Would IPG ever chase horizontality?

Just like agencies chasing the full service model, there’s a trend of holding groups building bespoke teams for clients, pulling specific capabilities from various agencies under their umbrella. WPP used to call it horizontality and Publicis calls it their ‘Power of One’ model.

Just last week in Australia Dentsu Aegis Network (DAN) created Woolworths@DAN, a new bespoke offering madee up of members from across the network including Carat, Amplifi, Amnet, iProspect, Columbus and Posterscope.

So would IPG follow in these competitors footsteps and also chase wider group integration? No - according to Baxter, who believes in the power of the individual brands.

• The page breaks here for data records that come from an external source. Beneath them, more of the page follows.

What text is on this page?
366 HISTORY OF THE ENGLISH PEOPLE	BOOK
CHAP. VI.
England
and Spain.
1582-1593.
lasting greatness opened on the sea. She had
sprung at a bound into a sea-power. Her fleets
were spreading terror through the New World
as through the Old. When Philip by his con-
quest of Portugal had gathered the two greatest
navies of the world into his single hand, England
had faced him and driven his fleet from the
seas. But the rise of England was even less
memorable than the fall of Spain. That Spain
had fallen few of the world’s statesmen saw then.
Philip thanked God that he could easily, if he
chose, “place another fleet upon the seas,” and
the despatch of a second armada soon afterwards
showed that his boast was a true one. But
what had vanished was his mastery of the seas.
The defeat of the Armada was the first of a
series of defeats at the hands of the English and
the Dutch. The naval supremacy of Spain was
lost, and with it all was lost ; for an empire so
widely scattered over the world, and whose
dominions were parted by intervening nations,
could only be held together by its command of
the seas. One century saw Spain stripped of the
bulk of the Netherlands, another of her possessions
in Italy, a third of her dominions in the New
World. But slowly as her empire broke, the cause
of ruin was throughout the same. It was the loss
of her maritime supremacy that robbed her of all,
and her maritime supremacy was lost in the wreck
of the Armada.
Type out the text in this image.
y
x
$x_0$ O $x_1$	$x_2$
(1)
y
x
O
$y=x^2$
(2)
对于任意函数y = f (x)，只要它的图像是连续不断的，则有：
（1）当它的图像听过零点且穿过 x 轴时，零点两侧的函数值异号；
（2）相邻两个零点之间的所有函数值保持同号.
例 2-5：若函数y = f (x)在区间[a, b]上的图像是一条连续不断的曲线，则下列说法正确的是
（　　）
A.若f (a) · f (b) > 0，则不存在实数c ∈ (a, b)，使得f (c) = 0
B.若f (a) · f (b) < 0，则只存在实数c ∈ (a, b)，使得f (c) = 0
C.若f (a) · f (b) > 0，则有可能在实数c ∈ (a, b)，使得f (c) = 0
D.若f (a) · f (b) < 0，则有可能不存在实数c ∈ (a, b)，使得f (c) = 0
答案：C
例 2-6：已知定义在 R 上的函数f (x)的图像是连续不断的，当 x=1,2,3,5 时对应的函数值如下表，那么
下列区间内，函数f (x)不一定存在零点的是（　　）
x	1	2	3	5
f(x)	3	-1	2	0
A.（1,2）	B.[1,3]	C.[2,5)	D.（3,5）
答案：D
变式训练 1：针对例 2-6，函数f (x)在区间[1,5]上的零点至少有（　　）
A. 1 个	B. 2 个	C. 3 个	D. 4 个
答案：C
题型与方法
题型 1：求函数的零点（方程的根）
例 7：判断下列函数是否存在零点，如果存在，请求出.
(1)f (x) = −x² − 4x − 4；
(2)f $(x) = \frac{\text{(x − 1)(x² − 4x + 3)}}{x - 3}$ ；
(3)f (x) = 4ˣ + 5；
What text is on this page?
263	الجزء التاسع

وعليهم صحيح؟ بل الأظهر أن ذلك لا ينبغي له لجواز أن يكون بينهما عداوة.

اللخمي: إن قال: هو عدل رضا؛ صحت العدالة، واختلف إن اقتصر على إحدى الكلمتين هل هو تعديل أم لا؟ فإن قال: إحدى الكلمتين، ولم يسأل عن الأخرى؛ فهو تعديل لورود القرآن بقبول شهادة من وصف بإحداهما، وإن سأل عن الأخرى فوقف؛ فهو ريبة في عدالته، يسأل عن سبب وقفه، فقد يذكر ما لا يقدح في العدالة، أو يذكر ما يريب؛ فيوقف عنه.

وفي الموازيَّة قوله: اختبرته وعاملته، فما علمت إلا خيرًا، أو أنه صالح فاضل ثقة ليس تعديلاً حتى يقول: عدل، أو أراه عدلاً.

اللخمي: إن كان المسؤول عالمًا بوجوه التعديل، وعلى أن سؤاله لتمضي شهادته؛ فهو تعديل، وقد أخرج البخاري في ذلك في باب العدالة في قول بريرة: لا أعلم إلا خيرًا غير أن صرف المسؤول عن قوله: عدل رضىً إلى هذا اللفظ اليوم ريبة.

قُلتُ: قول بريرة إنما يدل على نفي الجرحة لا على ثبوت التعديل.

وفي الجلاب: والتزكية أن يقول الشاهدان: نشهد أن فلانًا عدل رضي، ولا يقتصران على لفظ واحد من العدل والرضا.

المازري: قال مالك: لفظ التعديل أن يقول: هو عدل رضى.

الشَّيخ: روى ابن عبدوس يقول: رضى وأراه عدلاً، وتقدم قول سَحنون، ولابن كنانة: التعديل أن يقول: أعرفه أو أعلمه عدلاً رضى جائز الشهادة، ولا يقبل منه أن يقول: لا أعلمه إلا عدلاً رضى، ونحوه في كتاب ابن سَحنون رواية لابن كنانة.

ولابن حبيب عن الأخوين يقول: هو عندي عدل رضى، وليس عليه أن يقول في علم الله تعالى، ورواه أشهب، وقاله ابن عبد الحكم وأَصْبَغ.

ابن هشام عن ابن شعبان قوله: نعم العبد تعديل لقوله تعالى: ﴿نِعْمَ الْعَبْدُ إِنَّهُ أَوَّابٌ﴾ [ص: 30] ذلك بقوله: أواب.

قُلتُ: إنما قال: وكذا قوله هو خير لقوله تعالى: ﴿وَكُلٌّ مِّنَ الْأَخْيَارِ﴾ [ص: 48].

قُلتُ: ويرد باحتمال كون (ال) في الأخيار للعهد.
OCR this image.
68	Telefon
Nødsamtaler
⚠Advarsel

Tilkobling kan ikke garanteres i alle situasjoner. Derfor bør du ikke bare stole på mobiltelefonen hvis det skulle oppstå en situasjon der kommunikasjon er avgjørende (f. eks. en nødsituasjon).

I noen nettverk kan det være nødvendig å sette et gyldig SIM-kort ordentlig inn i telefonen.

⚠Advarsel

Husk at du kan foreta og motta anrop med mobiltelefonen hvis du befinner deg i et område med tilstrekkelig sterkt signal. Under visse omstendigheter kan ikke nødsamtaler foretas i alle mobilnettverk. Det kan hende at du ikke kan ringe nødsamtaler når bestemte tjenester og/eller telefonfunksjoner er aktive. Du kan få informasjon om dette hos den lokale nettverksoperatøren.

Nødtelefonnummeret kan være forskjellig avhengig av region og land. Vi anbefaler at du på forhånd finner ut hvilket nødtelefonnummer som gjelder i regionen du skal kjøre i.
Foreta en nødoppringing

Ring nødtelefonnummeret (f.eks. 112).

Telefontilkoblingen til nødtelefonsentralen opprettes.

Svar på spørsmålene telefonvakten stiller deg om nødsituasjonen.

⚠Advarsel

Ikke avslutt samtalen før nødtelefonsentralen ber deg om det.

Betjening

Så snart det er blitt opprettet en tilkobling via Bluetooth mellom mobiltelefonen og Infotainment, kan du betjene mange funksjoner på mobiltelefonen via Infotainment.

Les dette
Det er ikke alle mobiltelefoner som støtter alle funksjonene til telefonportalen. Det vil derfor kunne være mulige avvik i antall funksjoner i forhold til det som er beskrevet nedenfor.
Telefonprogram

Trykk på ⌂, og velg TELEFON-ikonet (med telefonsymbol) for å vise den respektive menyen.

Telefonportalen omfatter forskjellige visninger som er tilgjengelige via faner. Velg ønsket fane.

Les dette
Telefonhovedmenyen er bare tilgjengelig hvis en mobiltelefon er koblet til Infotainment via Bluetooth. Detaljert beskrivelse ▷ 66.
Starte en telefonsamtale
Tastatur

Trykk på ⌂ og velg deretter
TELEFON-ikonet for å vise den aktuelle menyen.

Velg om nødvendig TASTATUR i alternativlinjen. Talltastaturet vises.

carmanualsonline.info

He gave the example of cereal; people don’t buy Kellogg, they buy Coco Pop or Cornflakes.

“Clients buy agencies. They want the endorsement and the credibility of the holding company like Kellogg gives the cereal brand, but they're not buying the holding company. They're buying the agency. They're buying the people in the agency and the agency service the clients,” he said. 

He said he’s “not a believer” in the moves made by Publicis or WPP.

“When you start to bring things together from lots of different places it can get messy; to be really truly agile and fast moving, and it can become highly bureaucratic,” he said.

“It can get bogged down with the politics. It can get bogged down with who controls what P&L and decision making slows down and it can get really difficult to navigate."

Baxter isn't the only global exec to speak out against Publicis' strategy, with TBWA global CEO Troy Ruhanen also criticising its new model and AI platform, Marcel.